Segunda-feira, 11 de Novembro de 2019
Manaus

Calor de Manaus é mais forte em áreas urbanizadas, aponta Inmet

Segundo o órgão, a sensação térmica acima dos 40ºC informada nos termômetros é influenciada pela urbanização desenfreada em algumas áreas da cidade. Alta temperatura também é responsável por queimadas urbanas e doenças da pele



1.jpg Entre agosto e outubro, população precisa redobrar os cuidados com o calor
20/09/2013 às 18:27

As altas temperaturas marcadas nos termômetros De Manaus desde o último dia 14 (sábado) estão assustando os moradores da capital. Nos horários de pico, entre 12h e 16h, as estações convencionais chegam a apontar 41ºC. No entanto, a informação do Instituto Nacional de Meteorologia (Inmet) é que a temperatura mostrada nos relógios é natural do ambiente que em se encontram, o qual é influenciado por vários fatores, como fumaça de carros e raios solares.

Segundo o chefe de previsão do tempo do Inmet, Veríssimo Farias, em algumas áreas da cidade a sensação térmica pode ser de calor mais forte do que realmente faz, tendoem vista a urbanização decorrente das derrubadas de árvores e grande quantidade de veículos, fatores que favorecem o aumento da temperatura.



"No Centro da cidade, por exemplo, é impossível a temperatura não ser de 40º, pois a quantidade de pessoas, veículos e os raios solares incidem diretamente nos termômetros", explica.

Ainda de acordo com Farias, os termômetros do Instituto ficam armazenados em abrigos meteorológicos que não recebem influências externas e, por isso, registram temperaturas abaixo das que apontam os da cidade.

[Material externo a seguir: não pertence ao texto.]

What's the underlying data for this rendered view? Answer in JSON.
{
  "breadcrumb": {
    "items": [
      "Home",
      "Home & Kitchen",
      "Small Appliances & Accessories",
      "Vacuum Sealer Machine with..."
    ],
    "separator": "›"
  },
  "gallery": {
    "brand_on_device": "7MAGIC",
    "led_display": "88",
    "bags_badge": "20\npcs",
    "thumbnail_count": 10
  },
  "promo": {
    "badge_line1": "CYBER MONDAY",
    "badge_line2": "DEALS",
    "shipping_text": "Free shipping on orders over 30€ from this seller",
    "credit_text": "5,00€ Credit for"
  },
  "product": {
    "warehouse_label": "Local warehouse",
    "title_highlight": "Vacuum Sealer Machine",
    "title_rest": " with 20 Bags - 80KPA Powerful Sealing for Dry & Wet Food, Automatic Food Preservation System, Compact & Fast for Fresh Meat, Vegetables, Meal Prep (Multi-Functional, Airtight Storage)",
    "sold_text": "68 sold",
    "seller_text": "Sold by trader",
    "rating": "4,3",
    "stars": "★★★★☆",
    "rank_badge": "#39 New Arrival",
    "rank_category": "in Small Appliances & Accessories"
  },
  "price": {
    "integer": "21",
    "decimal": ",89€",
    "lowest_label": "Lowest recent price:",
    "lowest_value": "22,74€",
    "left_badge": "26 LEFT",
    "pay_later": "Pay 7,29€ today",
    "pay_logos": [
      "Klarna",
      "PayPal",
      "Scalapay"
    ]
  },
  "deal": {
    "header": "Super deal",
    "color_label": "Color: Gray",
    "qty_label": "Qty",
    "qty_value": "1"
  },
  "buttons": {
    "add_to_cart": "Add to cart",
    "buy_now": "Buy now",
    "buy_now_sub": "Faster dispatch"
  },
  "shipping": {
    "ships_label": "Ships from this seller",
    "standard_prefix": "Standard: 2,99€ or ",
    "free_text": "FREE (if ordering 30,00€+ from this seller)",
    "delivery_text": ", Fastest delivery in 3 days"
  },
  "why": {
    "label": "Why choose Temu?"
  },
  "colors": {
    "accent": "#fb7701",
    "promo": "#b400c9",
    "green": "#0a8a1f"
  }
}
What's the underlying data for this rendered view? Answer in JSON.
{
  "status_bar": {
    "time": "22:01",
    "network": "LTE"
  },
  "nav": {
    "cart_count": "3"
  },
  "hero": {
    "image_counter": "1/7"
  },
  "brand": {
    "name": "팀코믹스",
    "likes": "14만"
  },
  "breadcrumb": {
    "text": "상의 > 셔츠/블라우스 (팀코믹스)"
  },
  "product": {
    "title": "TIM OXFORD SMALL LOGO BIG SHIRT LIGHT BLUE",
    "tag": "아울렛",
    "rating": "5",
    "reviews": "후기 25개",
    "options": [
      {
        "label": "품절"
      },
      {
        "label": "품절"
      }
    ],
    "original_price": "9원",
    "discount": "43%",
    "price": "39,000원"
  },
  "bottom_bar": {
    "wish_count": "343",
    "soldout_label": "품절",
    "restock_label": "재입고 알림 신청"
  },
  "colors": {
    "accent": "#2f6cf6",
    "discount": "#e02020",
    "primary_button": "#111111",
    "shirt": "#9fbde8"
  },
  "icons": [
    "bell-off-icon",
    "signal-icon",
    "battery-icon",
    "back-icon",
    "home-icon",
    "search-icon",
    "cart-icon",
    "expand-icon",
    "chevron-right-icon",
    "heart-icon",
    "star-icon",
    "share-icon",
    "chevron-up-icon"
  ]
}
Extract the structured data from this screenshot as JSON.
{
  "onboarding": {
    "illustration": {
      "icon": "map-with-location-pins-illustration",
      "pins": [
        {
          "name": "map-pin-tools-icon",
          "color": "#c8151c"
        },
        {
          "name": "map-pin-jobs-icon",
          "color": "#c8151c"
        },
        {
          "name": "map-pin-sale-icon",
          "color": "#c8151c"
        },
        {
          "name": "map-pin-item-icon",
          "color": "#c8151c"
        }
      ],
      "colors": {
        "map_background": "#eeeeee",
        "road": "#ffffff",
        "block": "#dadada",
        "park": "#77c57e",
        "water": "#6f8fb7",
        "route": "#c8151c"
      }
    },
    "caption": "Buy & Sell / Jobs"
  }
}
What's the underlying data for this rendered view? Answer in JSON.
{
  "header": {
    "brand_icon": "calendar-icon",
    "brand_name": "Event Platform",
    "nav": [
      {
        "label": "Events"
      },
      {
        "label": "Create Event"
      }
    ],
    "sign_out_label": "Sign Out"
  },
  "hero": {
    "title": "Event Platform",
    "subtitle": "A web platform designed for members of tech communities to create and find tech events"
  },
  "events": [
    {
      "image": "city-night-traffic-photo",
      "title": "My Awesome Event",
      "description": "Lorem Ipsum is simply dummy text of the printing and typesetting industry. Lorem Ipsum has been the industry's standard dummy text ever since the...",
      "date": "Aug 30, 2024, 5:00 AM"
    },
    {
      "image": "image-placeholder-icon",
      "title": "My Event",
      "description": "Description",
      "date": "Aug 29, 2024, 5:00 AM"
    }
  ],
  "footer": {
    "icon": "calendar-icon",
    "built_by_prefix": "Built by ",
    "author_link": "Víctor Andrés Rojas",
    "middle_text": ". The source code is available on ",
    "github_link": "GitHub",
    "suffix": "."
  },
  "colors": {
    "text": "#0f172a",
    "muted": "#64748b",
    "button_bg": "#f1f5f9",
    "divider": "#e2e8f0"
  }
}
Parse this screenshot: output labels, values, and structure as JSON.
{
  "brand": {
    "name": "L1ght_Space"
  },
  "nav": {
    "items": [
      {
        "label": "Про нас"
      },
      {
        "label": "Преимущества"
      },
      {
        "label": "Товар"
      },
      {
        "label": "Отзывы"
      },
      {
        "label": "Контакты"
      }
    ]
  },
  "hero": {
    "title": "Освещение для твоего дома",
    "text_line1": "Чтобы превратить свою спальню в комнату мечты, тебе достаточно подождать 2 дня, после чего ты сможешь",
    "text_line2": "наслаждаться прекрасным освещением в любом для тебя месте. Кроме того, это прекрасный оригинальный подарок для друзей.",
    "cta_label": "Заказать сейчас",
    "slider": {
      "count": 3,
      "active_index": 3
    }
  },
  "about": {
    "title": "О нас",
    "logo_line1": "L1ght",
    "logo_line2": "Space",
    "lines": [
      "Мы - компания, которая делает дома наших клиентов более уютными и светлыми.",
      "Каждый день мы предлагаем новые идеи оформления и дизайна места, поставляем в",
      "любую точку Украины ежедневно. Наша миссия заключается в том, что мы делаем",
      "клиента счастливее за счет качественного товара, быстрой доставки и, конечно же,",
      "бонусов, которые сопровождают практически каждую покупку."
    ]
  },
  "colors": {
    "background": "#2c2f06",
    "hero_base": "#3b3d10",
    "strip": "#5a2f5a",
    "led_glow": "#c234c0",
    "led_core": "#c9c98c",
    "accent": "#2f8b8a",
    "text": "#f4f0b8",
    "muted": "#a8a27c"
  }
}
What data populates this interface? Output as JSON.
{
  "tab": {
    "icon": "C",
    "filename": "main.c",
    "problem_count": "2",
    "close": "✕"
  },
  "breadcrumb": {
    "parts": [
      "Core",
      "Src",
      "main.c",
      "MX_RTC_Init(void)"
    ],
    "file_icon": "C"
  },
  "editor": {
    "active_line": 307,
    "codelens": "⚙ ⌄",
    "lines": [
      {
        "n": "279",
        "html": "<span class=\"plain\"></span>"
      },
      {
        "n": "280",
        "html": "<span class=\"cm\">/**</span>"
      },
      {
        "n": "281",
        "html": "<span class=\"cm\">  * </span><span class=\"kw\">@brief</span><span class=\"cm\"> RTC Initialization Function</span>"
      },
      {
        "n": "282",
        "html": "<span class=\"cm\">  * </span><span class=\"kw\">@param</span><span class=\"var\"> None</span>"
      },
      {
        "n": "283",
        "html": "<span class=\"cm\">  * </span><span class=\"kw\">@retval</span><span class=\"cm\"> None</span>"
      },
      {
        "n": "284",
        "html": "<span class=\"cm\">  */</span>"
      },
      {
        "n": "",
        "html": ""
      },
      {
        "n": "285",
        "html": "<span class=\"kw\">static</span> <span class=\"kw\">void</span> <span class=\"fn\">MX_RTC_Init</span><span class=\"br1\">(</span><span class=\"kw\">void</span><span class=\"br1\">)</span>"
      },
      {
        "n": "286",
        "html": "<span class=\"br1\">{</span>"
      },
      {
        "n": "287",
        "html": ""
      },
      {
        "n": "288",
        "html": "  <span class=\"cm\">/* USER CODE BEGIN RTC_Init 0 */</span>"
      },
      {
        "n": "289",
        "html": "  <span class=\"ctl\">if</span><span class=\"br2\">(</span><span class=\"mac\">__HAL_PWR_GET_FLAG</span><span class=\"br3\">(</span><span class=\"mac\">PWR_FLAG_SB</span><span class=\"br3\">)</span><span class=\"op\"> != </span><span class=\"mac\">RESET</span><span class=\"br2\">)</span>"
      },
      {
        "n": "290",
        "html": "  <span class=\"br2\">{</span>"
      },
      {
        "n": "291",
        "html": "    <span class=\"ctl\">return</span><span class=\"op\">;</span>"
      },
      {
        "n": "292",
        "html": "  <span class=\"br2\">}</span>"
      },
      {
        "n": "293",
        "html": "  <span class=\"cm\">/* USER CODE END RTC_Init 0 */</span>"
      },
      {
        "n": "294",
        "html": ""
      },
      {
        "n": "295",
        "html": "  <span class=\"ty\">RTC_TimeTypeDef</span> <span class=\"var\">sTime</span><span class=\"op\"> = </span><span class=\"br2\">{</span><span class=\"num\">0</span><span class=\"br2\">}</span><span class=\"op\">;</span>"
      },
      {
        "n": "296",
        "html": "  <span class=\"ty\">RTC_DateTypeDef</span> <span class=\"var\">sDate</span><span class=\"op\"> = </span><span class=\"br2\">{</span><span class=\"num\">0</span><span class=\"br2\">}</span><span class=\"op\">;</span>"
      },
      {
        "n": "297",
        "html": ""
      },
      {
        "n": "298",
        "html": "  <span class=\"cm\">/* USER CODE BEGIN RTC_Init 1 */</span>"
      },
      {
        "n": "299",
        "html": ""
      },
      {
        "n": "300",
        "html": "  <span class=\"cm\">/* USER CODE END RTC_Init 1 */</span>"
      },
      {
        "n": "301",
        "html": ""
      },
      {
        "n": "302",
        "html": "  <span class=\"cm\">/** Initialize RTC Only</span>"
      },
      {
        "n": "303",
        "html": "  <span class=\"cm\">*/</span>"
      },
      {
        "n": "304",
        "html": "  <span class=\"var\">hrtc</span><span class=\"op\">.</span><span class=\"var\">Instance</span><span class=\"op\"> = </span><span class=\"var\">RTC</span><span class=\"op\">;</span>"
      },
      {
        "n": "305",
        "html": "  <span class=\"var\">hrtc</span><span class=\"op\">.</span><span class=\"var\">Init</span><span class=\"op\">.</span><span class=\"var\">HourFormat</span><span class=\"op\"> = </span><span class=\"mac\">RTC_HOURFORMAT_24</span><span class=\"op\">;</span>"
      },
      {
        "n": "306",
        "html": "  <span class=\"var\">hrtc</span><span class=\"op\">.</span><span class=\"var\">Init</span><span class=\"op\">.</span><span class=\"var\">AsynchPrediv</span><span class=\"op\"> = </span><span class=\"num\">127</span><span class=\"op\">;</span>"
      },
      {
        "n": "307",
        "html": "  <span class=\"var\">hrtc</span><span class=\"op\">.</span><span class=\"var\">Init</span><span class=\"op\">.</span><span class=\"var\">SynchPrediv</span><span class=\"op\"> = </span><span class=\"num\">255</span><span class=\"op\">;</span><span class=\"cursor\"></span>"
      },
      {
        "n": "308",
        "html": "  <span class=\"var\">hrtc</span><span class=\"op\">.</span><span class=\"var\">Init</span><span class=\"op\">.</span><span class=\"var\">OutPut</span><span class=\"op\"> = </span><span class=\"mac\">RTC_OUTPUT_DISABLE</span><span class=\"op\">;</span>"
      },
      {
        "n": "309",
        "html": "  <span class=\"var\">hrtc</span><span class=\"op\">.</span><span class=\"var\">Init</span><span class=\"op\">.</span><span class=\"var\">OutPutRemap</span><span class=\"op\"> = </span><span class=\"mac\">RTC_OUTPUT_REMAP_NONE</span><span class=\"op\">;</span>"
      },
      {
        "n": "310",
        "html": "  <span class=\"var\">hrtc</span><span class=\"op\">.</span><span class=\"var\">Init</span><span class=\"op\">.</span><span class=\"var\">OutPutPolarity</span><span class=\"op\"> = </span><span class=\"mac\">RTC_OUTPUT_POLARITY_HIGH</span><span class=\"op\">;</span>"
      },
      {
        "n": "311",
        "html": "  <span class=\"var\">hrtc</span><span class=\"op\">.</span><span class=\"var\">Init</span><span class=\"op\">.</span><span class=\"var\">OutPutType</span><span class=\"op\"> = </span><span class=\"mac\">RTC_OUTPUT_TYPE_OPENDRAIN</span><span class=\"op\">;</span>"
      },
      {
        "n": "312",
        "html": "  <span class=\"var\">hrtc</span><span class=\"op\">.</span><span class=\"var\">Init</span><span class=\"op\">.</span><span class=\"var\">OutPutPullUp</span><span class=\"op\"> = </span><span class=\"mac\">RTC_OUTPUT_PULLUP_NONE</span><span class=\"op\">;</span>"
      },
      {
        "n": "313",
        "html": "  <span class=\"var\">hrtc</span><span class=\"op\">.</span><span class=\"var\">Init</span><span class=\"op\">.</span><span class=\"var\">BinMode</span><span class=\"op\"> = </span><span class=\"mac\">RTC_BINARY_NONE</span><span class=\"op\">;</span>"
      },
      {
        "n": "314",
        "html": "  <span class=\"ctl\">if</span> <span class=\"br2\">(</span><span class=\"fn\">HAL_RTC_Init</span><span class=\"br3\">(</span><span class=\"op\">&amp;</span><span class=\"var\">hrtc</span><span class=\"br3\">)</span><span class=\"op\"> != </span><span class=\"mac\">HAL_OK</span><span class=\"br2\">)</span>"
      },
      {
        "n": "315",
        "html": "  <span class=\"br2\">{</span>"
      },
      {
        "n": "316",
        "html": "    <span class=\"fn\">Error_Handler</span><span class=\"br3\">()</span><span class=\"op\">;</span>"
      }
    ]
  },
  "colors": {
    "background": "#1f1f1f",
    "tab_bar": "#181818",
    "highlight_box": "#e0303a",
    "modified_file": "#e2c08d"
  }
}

O chefe de previsão acrescenta, ainda, que os termômetros distribuídos pela capital, que são responsabilidade da Prefeitura, precisam seguir normas da Organização Meteorológica Mundial (OMM).

“A OMM cobra que os termômetros devem estar a uma altura de 1,25 metros e a 2 metros do terreno, além de manutenções que precisam ser feitas anualmente”. Farias afirmou que as vistorias nos termômetros já foram feitas este ano.  

Registro de calor

De acordo com o Inmet, entre o dia 14 e a manhã desta sexta-feira (20) – dias que não choveu –, a média das temperaturas máximas registradas na cidade pelas estações automáticas do Instituto foi de 34,7ºC. Farias diz que este valor é normal e a quantidade de milímetros de chuva registrada neste mês, 114mm, também é a adequada para este período do ano.

No período de agosto até outubro, onde ocorrem menos chuvas no Estado, as temperaturas máximas costumam ocorrer durante a tarde. Durante estes dias que não foram registradas chuvas, a umidade variou de 53% a 73%.

“A população não precisa se preocupar quanto a isso, a umidade está estabilizada e é normal para essa época do ano. Já em momentos críticos, quando os registros marcam abaixo de 40%, é necessário redobrar os cuidados”, salienta Veríssimo.

Queimadas urbanas

Segundo a Secretaria Municipal de Meio Ambiente e Sustentabilidade (Semmas), de janeiro deste ano até o dia 15 do mês de agosto, 364 denúncias de queimadas urbanas foram registradas na capital, onde as zonas Norte e Leste de Manaus lideram o ranking de denúncias.

Além de focos criados pela queima de resíduos domésticos, folhas e outros objetos, também há registros de queimadas ocorridas por motivos espontâneos, ou seja, pelo excesso de calor. “A tendência é que de agosto até setembro haja um aumento no número de denúncias com a chegada do verão”, informou a assessoria.

De acordo com o órgão, a campanha de combate às queimadas em 2013 terá um caráter mais educativo, não se limitando apenas a distribuição de material gráfico. Serão realizados encontros de educação ambiental com as comunidades para discutir a questão e promover a sensibilização social entre moradores.

Calor prejudica pele e respiração

Pelo fato da capital estar situada em um trópico úmido e com zona equatorial tórrida, a mesma se encontra mais vulnerável a doenças relacionadas à pele e respiração. Segundo o alergista e dermatologista Simão Pecher, lesões provocadas por raios solares, como queimaduras, foto-envelhecimento e câncer de pele, são mais registradas nessa época.

“As pessoas costumam sair com mais freqüência para balneários, passeios de barco e piscinas, e acabam se expondo mais em horários não recomendados, como depois das 10h e antes das 15h”, afirma Pecher.

Ainda segundo o médico, devido ao aquecimento, sintomas como rinite, bronquite, sinusite e conjutivite se agravam no período. “É importante evitar locais fechados quando se está muito quente, pois pacientes alérgicos podem transmitir suas doenças para outras pessoas”, completa.